Diese Aufnahme ist nach dem Vorstehenden möglich, da der Kläger in Griechenland internationalen Schutz erlangt hat, muss aber im Einzelfall vor einer Rücküberstellung nach Griechenland gesichert sein. Dann droht ihm keine Existenznot im Fall einer Rückführung nach Griechenland.
b) Ein Abschiebungsverbot im Sinne des § 60 Abs. 7 Satz 2 ff. AufenthG wegen einer zielstaatsbezogenen erheblichen konkreten Gefahr für Leib oder Leben aus gesundheitlichen Gründen, die eine lebensbedrohliche oder schwerwiegende Erkrankung voraussetzt, die sich durch die Abschiebung wesentlich verschlechtern würde, liegt im Fall des Klägers nicht vor. Aktuelle Atteste hierzu sind auch nicht vorgelegt. Auch insoweit wird auf die Ausführungen im angefochtenen Bescheid in vollem Umfang Bezug genommen (§ 77 Abs. 2 AsylG).

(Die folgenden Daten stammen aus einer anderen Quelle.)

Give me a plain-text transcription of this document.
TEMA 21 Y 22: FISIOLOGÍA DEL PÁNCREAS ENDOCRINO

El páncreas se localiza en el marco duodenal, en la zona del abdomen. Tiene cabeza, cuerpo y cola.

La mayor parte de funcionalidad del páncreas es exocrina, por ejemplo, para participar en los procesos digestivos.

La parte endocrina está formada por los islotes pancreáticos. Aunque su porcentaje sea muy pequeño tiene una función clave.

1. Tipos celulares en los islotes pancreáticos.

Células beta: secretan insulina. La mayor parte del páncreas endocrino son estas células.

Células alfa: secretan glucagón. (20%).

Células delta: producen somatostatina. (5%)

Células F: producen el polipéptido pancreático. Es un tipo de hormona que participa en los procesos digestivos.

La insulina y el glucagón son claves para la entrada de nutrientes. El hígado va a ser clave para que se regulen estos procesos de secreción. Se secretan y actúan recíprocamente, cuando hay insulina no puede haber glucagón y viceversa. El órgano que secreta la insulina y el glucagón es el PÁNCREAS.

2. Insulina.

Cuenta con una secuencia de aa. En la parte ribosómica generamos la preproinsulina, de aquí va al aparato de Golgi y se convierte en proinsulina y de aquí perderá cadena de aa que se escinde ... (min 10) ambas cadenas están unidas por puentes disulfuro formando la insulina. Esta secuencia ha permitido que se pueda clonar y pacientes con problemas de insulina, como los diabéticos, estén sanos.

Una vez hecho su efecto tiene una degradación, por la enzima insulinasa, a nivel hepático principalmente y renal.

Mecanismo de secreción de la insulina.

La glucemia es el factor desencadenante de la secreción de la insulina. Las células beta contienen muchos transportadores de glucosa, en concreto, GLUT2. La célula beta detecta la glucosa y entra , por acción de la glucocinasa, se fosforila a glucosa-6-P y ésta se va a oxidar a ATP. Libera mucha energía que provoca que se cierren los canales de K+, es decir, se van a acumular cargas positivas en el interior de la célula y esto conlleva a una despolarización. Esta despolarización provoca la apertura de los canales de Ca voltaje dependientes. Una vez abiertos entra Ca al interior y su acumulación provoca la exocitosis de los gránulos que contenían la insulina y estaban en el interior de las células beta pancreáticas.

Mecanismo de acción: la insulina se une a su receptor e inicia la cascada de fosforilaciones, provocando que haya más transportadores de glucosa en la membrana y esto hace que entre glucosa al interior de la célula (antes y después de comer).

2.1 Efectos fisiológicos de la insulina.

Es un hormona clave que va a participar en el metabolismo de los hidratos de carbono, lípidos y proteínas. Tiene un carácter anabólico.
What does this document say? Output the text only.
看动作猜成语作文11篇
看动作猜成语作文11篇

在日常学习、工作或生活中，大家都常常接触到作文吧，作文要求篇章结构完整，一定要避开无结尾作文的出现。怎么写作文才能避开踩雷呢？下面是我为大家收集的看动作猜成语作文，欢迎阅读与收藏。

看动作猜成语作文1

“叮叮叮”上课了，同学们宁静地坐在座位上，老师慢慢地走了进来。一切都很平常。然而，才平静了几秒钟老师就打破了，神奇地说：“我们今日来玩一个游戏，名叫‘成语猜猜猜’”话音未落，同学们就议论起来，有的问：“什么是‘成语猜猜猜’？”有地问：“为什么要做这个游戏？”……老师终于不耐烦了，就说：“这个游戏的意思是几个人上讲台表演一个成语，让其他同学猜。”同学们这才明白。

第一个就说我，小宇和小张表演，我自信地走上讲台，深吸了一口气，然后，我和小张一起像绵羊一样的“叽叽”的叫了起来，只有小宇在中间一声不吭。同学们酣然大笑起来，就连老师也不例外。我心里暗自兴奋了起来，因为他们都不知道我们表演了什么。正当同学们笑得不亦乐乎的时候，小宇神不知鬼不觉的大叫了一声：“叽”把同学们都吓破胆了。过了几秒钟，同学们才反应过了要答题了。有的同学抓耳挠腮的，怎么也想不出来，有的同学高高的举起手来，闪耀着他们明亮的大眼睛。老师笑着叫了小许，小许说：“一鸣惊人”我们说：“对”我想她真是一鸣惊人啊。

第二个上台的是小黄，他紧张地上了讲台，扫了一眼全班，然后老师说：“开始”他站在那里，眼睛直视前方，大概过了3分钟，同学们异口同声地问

aa) Hinsichtlich einer etwaigen allgemeinen Notlage steht der inlandsbezogene Schutz des § 58 Abs. 1a AufenthG zudem einer Durchbrechung der Sperrwirkung für § 60 Abs. 7 Satz 1 i.V.m. Satz 5 AufenthG entgegen (vgl. zu § 60 Abs. 7 Satz 3 AufenthG a.F. BVerwG, U.v. 13.6.2013 – 10 C 13.12 – BVerwGE 147, 8 ff., juris Rn. 15, 22).
bb) Eine individuelle extreme Gefahr insbesondere gesundheitlicher Art, die sich durch bzw. zeitlich in Folge der Abschiebung nach Griechenland wesentlich verschlechtern würde, ist auch aus den Angaben des Klägers nicht ersichtlich.
2. Die Abschiebungsandrohung folgt aus der Ausreisepflicht des Klägers nach Eintritt der Bestandskraft des Bescheids des Bundesamts nach § 58 Abs. 1, Abs. 2 Satz 2, § 59 AufenthG; ihr steht ein Abschiebungsverbot nach § 58 Abs. 1a AufenthG wegen § 59 Abs. 3 AufenthG nicht entgegen.
3. Nachdem sich auch die Befristung des Einreise- und Aufenthaltsverbotes nach § 11 Abs. 1 AufenthG als rechtmäßig erweist, war die Klage mit der Kostenfolge des § 154 Abs. 1 VwGO abzuweisen. Gerichtskosten werden nicht erhoben (§ 83b AsylG). Die Entscheidung über die vorläufige Vollstreckbarkeit folgt aus § 167 Abs. 2 VwGO i.V.m. §§ 708 ff. ZPO.